In an interview with a funeral parlour’s CEO, he said, ‘we learn about the life that the departed had. For instance, if a grandma has passed on, I will always ask questions like, “If you think about your grandmother, what do you remember?” They might say, “Oh, my grandma is a good cook, and she always liked to cook curry chicken.”
And this, we will note and we will make sure that one of the dishes catered in the next few days will be curry chicken. This will help to invoke memories. Beautiful memories between the next generation and the departed.’
Question: Is the above a good practice?
Answer: It is not a good idea to do anything that might make the survivors and/or the deceased (if still around as the consciousness) be more attached to one another.
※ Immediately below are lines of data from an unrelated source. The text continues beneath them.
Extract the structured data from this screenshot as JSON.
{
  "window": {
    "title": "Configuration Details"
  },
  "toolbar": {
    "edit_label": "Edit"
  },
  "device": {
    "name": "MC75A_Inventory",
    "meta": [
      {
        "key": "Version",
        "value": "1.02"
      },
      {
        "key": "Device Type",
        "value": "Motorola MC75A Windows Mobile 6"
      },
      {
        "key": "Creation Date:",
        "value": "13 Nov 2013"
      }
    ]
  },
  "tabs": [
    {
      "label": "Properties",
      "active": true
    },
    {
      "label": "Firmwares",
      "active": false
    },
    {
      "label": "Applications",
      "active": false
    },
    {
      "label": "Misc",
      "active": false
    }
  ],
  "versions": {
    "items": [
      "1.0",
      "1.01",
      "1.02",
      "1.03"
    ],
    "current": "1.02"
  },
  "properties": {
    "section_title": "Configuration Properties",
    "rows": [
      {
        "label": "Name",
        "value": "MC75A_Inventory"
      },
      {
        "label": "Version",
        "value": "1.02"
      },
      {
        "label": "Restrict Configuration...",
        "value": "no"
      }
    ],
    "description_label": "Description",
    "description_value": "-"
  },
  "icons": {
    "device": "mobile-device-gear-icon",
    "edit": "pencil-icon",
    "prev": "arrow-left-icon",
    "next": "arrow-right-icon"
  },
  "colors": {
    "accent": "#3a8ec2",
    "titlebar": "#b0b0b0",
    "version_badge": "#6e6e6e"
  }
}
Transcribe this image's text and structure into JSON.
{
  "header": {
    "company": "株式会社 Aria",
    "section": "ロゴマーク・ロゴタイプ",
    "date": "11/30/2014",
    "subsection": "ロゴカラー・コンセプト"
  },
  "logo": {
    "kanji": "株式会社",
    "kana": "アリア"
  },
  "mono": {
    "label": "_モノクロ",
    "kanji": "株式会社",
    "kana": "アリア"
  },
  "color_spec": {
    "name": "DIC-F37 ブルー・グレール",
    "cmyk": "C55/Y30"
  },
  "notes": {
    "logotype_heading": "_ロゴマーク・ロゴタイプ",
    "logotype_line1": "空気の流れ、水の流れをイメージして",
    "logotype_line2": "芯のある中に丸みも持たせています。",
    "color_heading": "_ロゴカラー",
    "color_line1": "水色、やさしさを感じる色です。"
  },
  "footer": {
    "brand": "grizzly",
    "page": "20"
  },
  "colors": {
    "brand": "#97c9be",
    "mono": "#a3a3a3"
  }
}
This is so as the consciousness can read the minds of the survivors. If knowing they are very attached to her, she might not be willing to practise Nianfo sincerely (with the right Faith and Aspiration) to reach Pure Land.
It is also important to note that a Buddhist funeral is not really meant for commemorating or celebrating the deceased’s life, with her favourite foods and such, but for guiding the deceased to reach Pure Land with guidance and Nianfo. Sight and smell of the deceased’s favourite food can make her unwilling to Nianfo too. Likewise, the food can stir up the survivors’ attachment to her, that distracts them from doing the fruitful.
What more, in this case, the food is a meat dish to be cooked in large quantities for many family members and friends, which creates negative karma in the name of the deceased – due to being linked to the supply and demand of chickens to be killed for their meat. There should only be vegan food offered to all at the funeral for every meal, which creates positive karma instead.